22. 3.30

480 47 3
                                    

Sekarang jam setengah 4 sore, dan kak Sehan masih ada dirumah gue. Iya, walaupun dari tadi gue suruh dia buat balik ke sekolah, tapi dari tadi juga dia gak merisau omongan gue.

Dia malah bilang, "Udah terlanjur, sebentar lagi juga kelas bubar, nanti gua tinggal nitip bawain tas aja ke temen." Begitu, katanya.

Ya, gue nggak bisa berbuat apa-apa.

"Nakal banget, deh." Selain menggerutu begitu, sambil melihat dia yang lagi duduk dan minum tepat di depan gue sekarang.

Dan dia cuma ketawa-ketawa aja berdua sama mas Satya. "Dasar samanya!" Cerca gue.

Mas Satya langsung berhenti ketawa. "Ya emang kenapa si dek? Namanya cowok mah emang gini." Kata dia, lanjut meneguk cola yang tadi gue beli di minimarket depan.

Ngomong-ngomong ini posisinya Kak Sehan dan mas Satya lagi duduk lesehan ditangga teras, sedangkan gue duduk di depan mereka sambil bersandar ke pilar.

Gue cuma melengos menanggapi mas Satya.

"Eh, dek." Mas Satya manggil gue.

"Kenapa?" Gue menyahut tapi nggak menoleh karena gue lagi melihat kucing yang lewat di depan pagar.

"Mas tinggal dulu ya, bentar." Ucap mas Satya, seketika membuat gue melihat dia.

Di depan gue sana, dia lagi main hp.

"Mau kemana mas?" Gue bertanya.

"Ke rumah temen, bentar. Nanti jam empat balik." Jawab dia. "Lu disini sama Sehan."

"Eh tapi—"

"Bentar. Han, temenin adek gua dulu ya?"

Mas Satya udah buru-buru aja sambil ngeluarin motornya yang ada di garasi.

Sedangkan, gue lihat kak Sehan biasa aja kayak gak keberatan. "Siap, mas!" Jawab dia.

Selanjutnya gue cuma menghelah pasrah melihat kakak gue pergi sambil klakson-klason. "Pulangnya jangan lama-lama!"

"Iyaa jam empat!!"

Alhasil, sekarang sisa gue dan kak Sehan dirumah.
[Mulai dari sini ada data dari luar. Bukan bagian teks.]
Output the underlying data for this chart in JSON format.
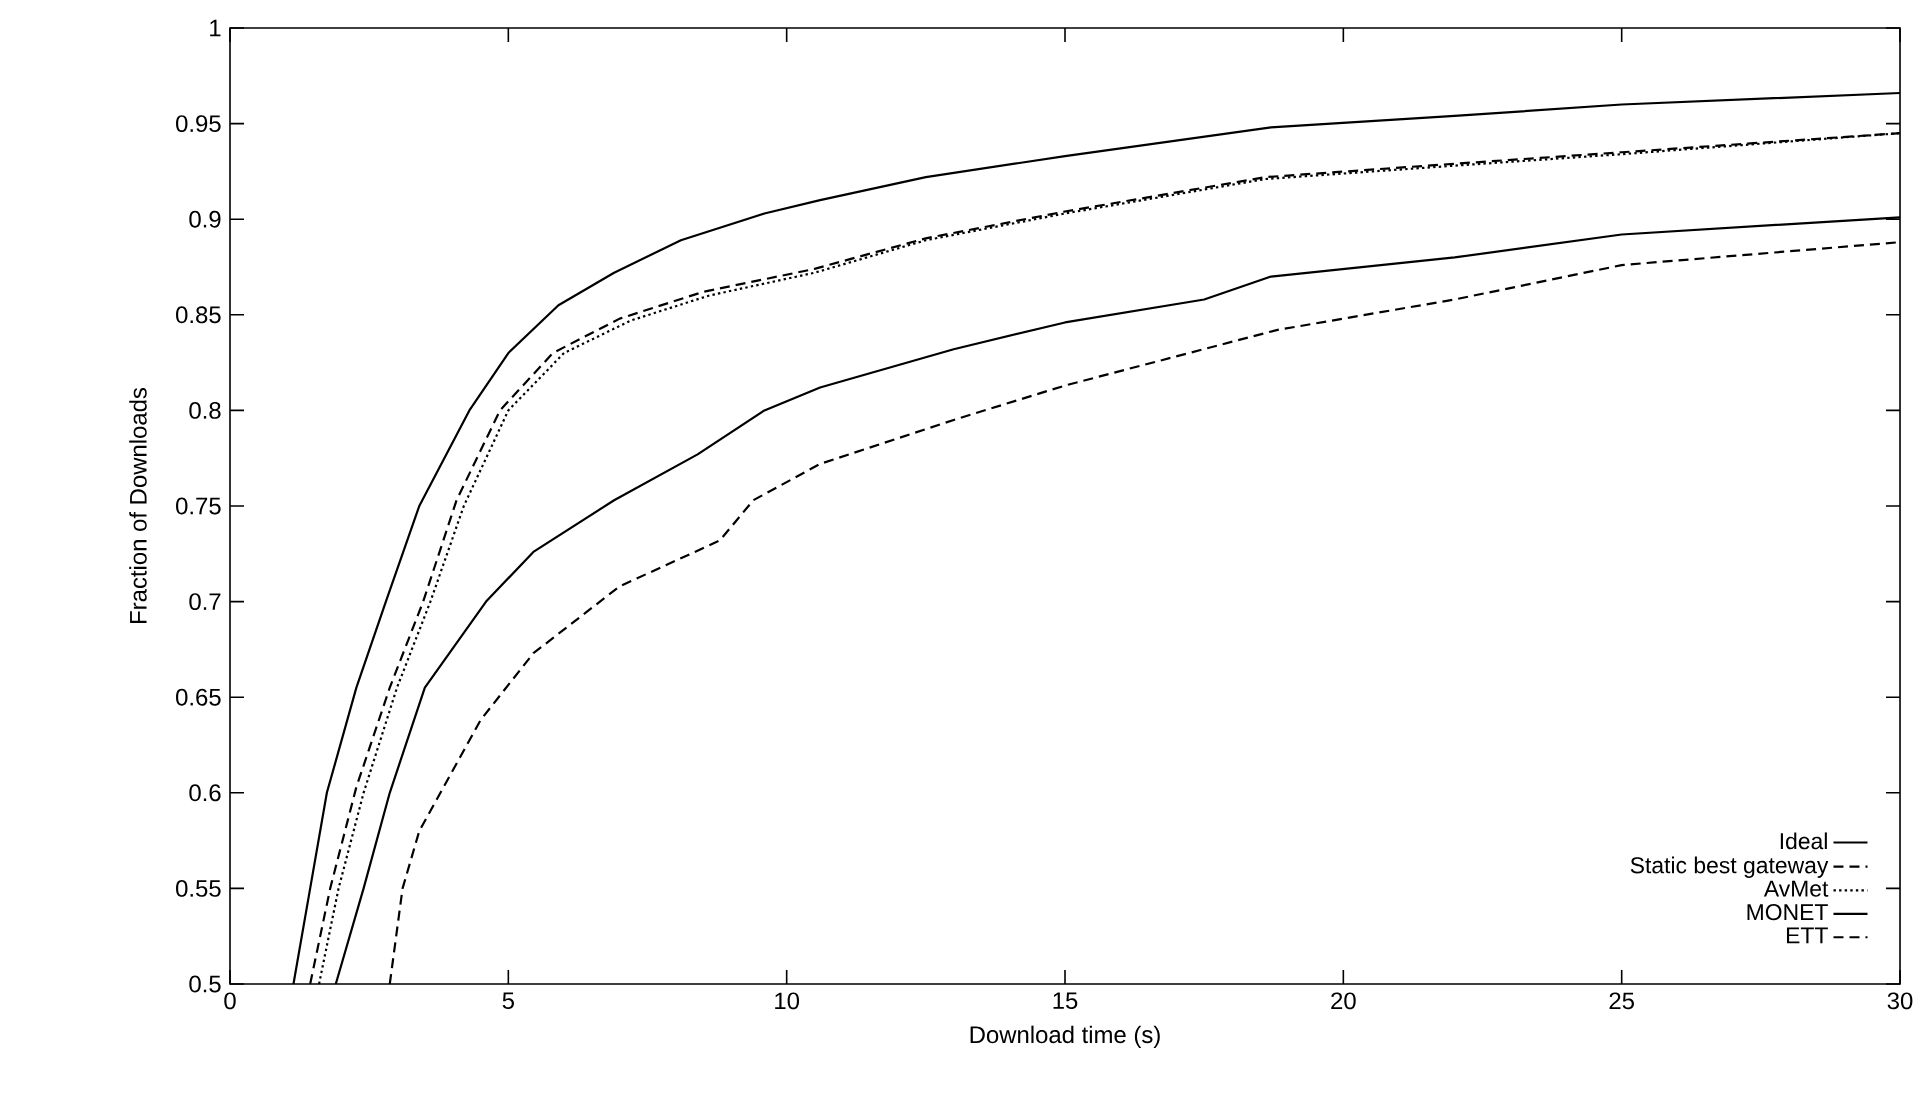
{
  "chart_data": {
    "type": "line",
    "xlabel": "Download time (s)",
    "ylabel": "Fraction of Downloads",
    "xlim": [
      0,
      30
    ],
    "ylim": [
      0.5,
      1
    ],
    "xticks": [
      0,
      5,
      10,
      15,
      20,
      25,
      30
    ],
    "yticks": [
      0.5,
      0.55,
      0.6,
      0.65,
      0.7,
      0.75,
      0.8,
      0.85,
      0.9,
      0.95,
      1
    ],
    "legend": "bottom right",
    "grid": false,
    "marker": "none",
    "series": [
      {
        "name": "Ideal",
        "color": "#000000",
        "line_style": "solid",
        "x": [
          1.14,
          1.44,
          1.74,
          2.27,
          2.8,
          3.4,
          4.3,
          5,
          5.9,
          6.9,
          8.1,
          9.6,
          10.6,
          12.5,
          15,
          18.7,
          22,
          25,
          30
        ],
        "values": [
          0.5,
          0.55,
          0.6,
          0.655,
          0.7,
          0.75,
          0.8,
          0.83,
          0.855,
          0.872,
          0.889,
          0.903,
          0.91,
          0.922,
          0.933,
          0.948,
          0.954,
          0.96,
          0.966
        ]
      },
      {
        "name": "Static best gateway",
        "color": "#000000",
        "line_style": "dashed",
        "x": [
          1.44,
          1.8,
          2.27,
          2.87,
          3.47,
          4.07,
          4.85,
          5.8,
          7,
          8.5,
          10.5,
          12.5,
          15,
          18.6,
          22,
          25,
          30
        ],
        "values": [
          0.5,
          0.55,
          0.603,
          0.655,
          0.7,
          0.753,
          0.8,
          0.83,
          0.848,
          0.862,
          0.874,
          0.89,
          0.904,
          0.922,
          0.929,
          0.935,
          0.945
        ]
      },
      {
        "name": "AvMet",
        "color": "#000000",
        "line_style": "dotted",
        "x": [
          1.6,
          1.95,
          2.4,
          3,
          3.6,
          4.2,
          5,
          6,
          7.2,
          8.6,
          10.5,
          12.5,
          15,
          18.6,
          22,
          25,
          30
        ],
        "values": [
          0.5,
          0.55,
          0.6,
          0.655,
          0.7,
          0.75,
          0.8,
          0.83,
          0.847,
          0.86,
          0.872,
          0.889,
          0.903,
          0.921,
          0.928,
          0.934,
          0.945
        ]
      },
      {
        "name": "MONET",
        "color": "#000000",
        "line_style": "solid",
        "x": [
          1.9,
          2.4,
          2.87,
          3.5,
          4.6,
          5.45,
          6.9,
          8.4,
          9.6,
          10.6,
          13,
          15,
          17.5,
          18.7,
          22,
          25,
          30
        ],
        "values": [
          0.5,
          0.55,
          0.6,
          0.655,
          0.7,
          0.726,
          0.753,
          0.777,
          0.8,
          0.812,
          0.832,
          0.846,
          0.858,
          0.87,
          0.88,
          0.892,
          0.901
        ]
      },
      {
        "name": "ETT",
        "color": "#000000",
        "line_style": "dashed",
        "x": [
          2.87,
          3.1,
          3.4,
          4.5,
          5.45,
          7,
          8.8,
          9.4,
          10.6,
          13,
          15,
          18.8,
          22,
          25,
          30
        ],
        "values": [
          0.5,
          0.55,
          0.58,
          0.638,
          0.673,
          0.708,
          0.732,
          0.753,
          0.772,
          0.795,
          0.813,
          0.842,
          0.858,
          0.876,
          0.888
        ]
      }
    ]
  }
}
Dengan kita yang cuma saling diam setelah keberangkatan mas Satya yang mau ke rumah temennya katanya.

Sebenarnya dari tadi gue ada panik sesuatu.

Kalung, iya gue takut kak Sehan tiba-tiba tanya soal kalung yang dia kasih gue sebagai hadiah ulang tahun gue waktu itu, yang sempat gue pakai. Tapi,

Enggak, gue bukannya takut, cuma khawatir.

Karena sekarang gue lagi pakai kalung dari
kak Hessa, dan beruntungnya kalung itu ada di dalam kemeja gue, jadi nggak terlihat.

"Nya?" Kak Sehan tiba-tiba manggil gue.

"Iya?" Segera gue melihat dia, yang masih pegang-pegang kaleng sodanya diatas tumpuan satu kakinya yang terlipat. Satu kakinya lagi dia selonjorkan.

"Gapapa, kenapa diem aja?" Tanyanya.

Huft, gue udah panik kalau dia bakal tanya kalung itu. "Ehe," Habis itu gue senyum kaku.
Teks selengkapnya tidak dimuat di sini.